Study examines when teachers go off-script as a teaching tool
37 SF State Biology faculty, staff and students collaborate on education research
Think about a teacher you had whose teaching style or personality made their lessons more interesting and more accessible. What if it was possible to measure that rapport? A new study, led by San Francisco State University Professor of Biology Kimberly Tanner and featuring 37 SF State faculty members, students and staff as coauthors, shows that it is possible — and suggests that this factor may be crucial to the learning process.
While an instructor’s first impulse may be to maximize limited class time by sticking strictly to the material, that approach has its downsides, according to Tanner. “Then we’re not coaching our students, and we’re not cheering them on,” she said. “We’re not trying to guide them as a knowledgeable expert.” Teaching isn’t just about providing information, Tanner argues. The challenges of keeping students engaged with course material can come down to how that information is framed, especially for students who are underrepresented in higher education.

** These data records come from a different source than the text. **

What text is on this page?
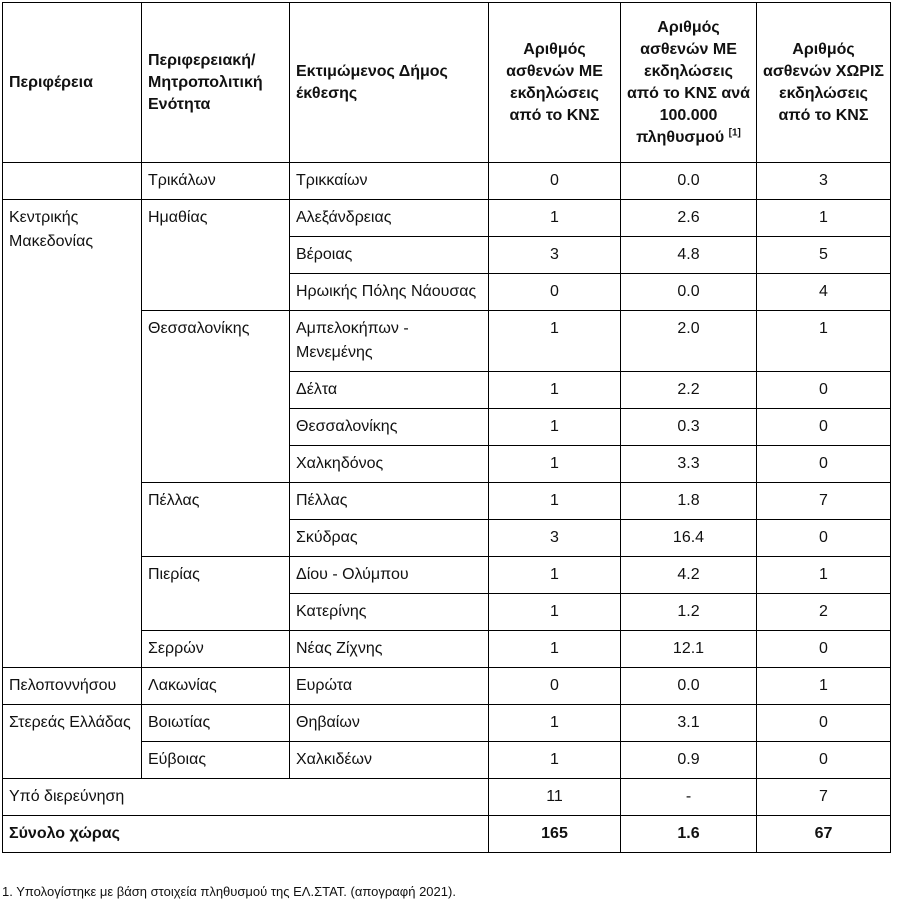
Περιφέρεια	Περιφερειακή/ Μητροπολιτική Ενότητα	Εκτιμώμενος Δήμος έκθεσης	Αριθμός ασθενών ΜΕ εκδηλώσεις από το ΚΝΣ	Αριθμός ασθενών ΜΕ εκδηλώσεις από το ΚΝΣ ανά 100.000 πληθυσμού [1]	Αριθμός ασθενών ΧΩΡΙΣ εκδηλώσεις από το ΚΝΣ
	Τρικάλων	Τρικκαίων	0	0.0	3
Κεντρικής Μακεδονίας	Ημαθίας	Αλεξάνδρειας	1	2.6	1
		Βέροιας	3	4.8	5
		Ηρωικής Πόλης Νάουσας	0	0.0	4
	Θεσσαλονίκης	Αμπελοκήπων - Μενεμένης	1	2.0	1
		Δέλτα	1	2.2	0
		Θεσσαλονίκης	1	0.3	0
		Χαλκηδόνος	1	3.3	0
	Πέλλας	Πέλλας	1	1.8	7
		Σκύδρας	3	16.4	0
	Πιερίας	Δίου - Ολύμπου	1	4.2	1
		Κατερίνης	1	1.2	2
	Σερρών	Νέας Ζίχνης	1	12.1	0
Πελοποννήσου	Λακωνίας	Ευρώτα	0	0.0	1
Στερεάς Ελλάδας	Βοιωτίας	Θηβαίων	1	3.1	0
	Εύβοιας	Χαλκιδέων	1	0.9	0
Υπό διερεύνηση			11	-	7
Σύνολο χώρας			165	1.6	67
1. Υπολογίστηκε με βάση στοιχεία πληθυσμού της ΕΛ.ΣΤΑΤ. (απογραφή 2021).
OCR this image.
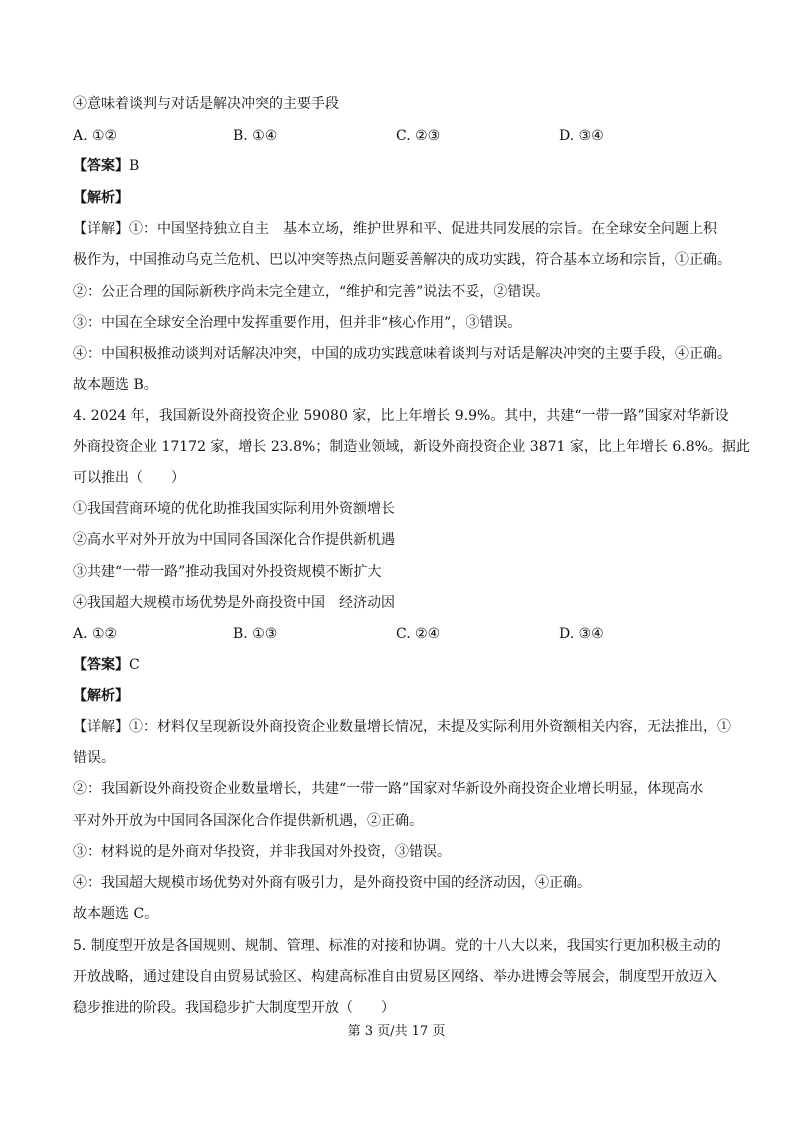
④意味着谈判与对话是解决冲突的主要手段
A. ①②	B. ①④	C. ②③	D. ③④
【答案】B
【解析】
【详解】①：中国坚持独立自主　基本立场，维护世界和平、促进共同发展的宗旨。在全球安全问题上积
极作为，中国推动乌克兰危机、巴以冲突等热点问题妥善解决的成功实践，符合基本立场和宗旨，①正确。
②：公正合理的国际新秩序尚未完全建立，“维护和完善”说法不妥，②错误。
③：中国在全球安全治理中发挥重要作用，但并非“核心作用”，③错误。
④：中国积极推动谈判对话解决冲突，中国的成功实践意味着谈判与对话是解决冲突的主要手段，④正确。
故本题选 B。
4. 2024 年，我国新设外商投资企业 59080 家，比上年增长 9.9%。其中，共建“一带一路”国家对华新设
外商投资企业 17172 家，增长 23.8%；制造业领域，新设外商投资企业 3871 家，比上年增长 6.8%。据此
可以推出（　　）
①我国营商环境的优化助推我国实际利用外资额增长
②高水平对外开放为中国同各国深化合作提供新机遇
③共建“一带一路”推动我国对外投资规模不断扩大
④我国超大规模市场优势是外商投资中国　经济动因
A. ①②	B. ①③	C. ②④	D. ③④
【答案】C
【解析】
【详解】①：材料仅呈现新设外商投资企业数量增长情况，未提及实际利用外资额相关内容，无法推出，①
错误。
②：我国新设外商投资企业数量增长，共建“一带一路”国家对华新设外商投资企业增长明显，体现高水
平对外开放为中国同各国深化合作提供新机遇，②正确。
③：材料说的是外商对华投资，并非我国对外投资，③错误。
④：我国超大规模市场优势对外商有吸引力，是外商投资中国的经济动因，④正确。
故本题选 C。
5. 制度型开放是各国规则、规制、管理、标准的对接和协调。党的十八大以来，我国实行更加积极主动的
开放战略，通过建设自由贸易试验区、构建高标准自由贸易区网络、举办进博会等展会，制度型开放迈入
稳步推进的阶段。我国稳步扩大制度型开放（　　）
第 3 页/共 17 页
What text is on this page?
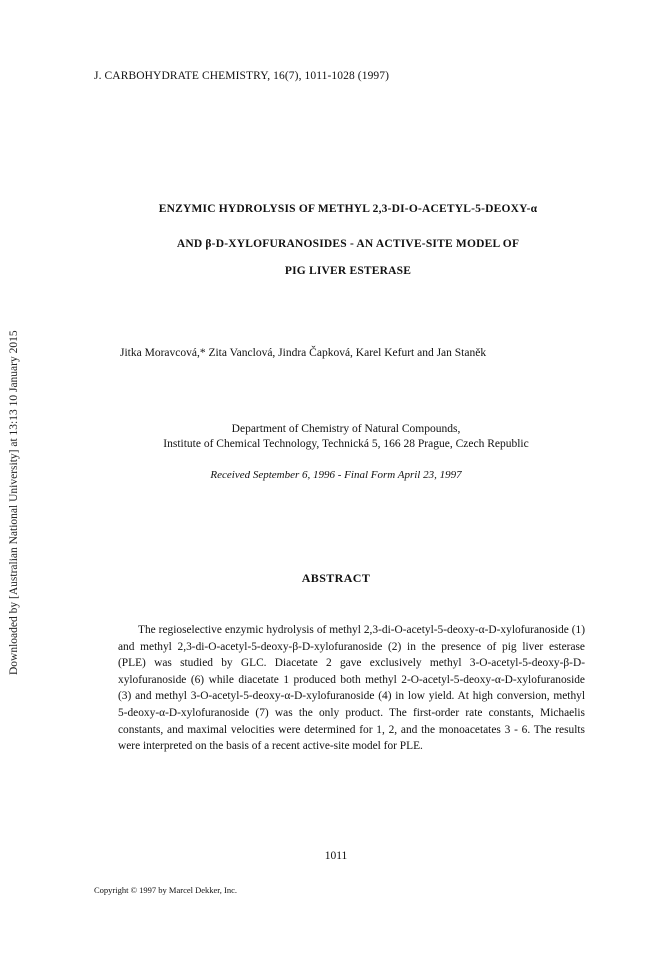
J. CARBOHYDRATE CHEMISTRY, 16(7), 1011-1028 (1997)
ENZYMIC HYDROLYSIS OF METHYL 2,3-DI-O-ACETYL-5-DEOXY-α
AND β-D-XYLOFURANOSIDES - AN ACTIVE-SITE MODEL OF
PIG LIVER ESTERASE
Jitka Moravcová,* Zita Vanclová, Jindra Čapková, Karel Kefurt and Jan Staněk
Department of Chemistry of Natural Compounds,
Institute of Chemical Technology, Technická 5, 166 28 Prague, Czech Republic
Received September 6, 1996 - Final Form April 23, 1997
ABSTRACT
The regioselective enzymic hydrolysis of methyl 2,3-di-O-acetyl-5-deoxy-α-D-xylofuranoside (1) and methyl 2,3-di-O-acetyl-5-deoxy-β-D-xylofuranoside (2) in the presence of pig liver esterase (PLE) was studied by GLC. Diacetate 2 gave exclusively methyl 3-O-acetyl-5-deoxy-β-D-xylofuranoside (6) while diacetate 1 produced both methyl 2-O-acetyl-5-deoxy-α-D-xylofuranoside (3) and methyl 3-O-acetyl-5-deoxy-α-D-xylofuranoside (4) in low yield. At high conversion, methyl 5-deoxy-α-D-xylofuranoside (7) was the only product. The first-order rate constants, Michaelis constants, and maximal velocities were determined for 1, 2, and the monoacetates 3 - 6. The results were interpreted on the basis of a recent active-site model for PLE.
1011
Copyright © 1997 by Marcel Dekker, Inc.
Downloaded by [Australian National University] at 13:13 10 January 2015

Tanner and other Department of Biology faculty began studying these interactions during a three-year professional development effort to improve teaching in the department. The first step was to develop a system that could reliably identify and describe the things instructors say that aren’t related to course material, which the research team call “instructor talk.” After recording and analyzing a classroom’s instructor talk during one semester, the team created a rubric with categories like encouraging students to collaborate, building relationships through personal anecdotes and giving study tips.
After that trial run, researchers expanded the study to more than 60 courses in community colleges and at SF State and developed a simpler, less time-intensive way to study instructor talk in classrooms. That expanded analysis revealed that every professor in the study used instructor talk in their lectures, and in many courses, it was recorded in every single class session. The team published their results in the journal CBE — Life Sciences Education on Aug. 30.
The team found that 90% of instructor talk could be described by the categories they first developed, proving that the system worked. “You can really say this is robust across a lot of different types of courses,” Tanner said.
Ten percent of the recorded instances of instructor talk, however, fell into a category that had been overlooked in the first analysis, which the researchers call “negatively phrased instructor talk” — statements that may discourage, distract or alienate students. Tanner remembers an example from her own education. A professor told her class, “We’re not going to be studying your dad’s genetics,” she recalled. “And I spent the next 15 minutes thinking, ‘My dad never studied genetics. I’m the first in my family to go to college. Do I really belong here?’”
That, Tanner says, exemplifies the kind of long-lasting impact instructor talk can have on students. Years later, many students won’t remember the details of their class lectures. But they’ll remember an anecdote that encouraged them to pursue their field or a professor’s discouraging comments that made them drop a course. And those experiences may have an especially profound impact on students with marginalized identities — students of color, LGBTQ students, first-generation college students or women in STEM fields — who might already be subject to negative stereotypes about their ability or may feel isolated from the academic community.
The researchers say this study will open the door for future research into how the phenomenon of instructor talk influences students’ academic experiences and decisions. Armed with this knowledge, professors can learn how to build a better classroom culture.
What Tanner hopes teachers will take away from this study is how important it is for instructors to reflect on their lectures and consider how they sound from a student’s perspective. “The students listen to us all the time,” Tanner explained. “Maybe we need to purposefully listen to ourselves.”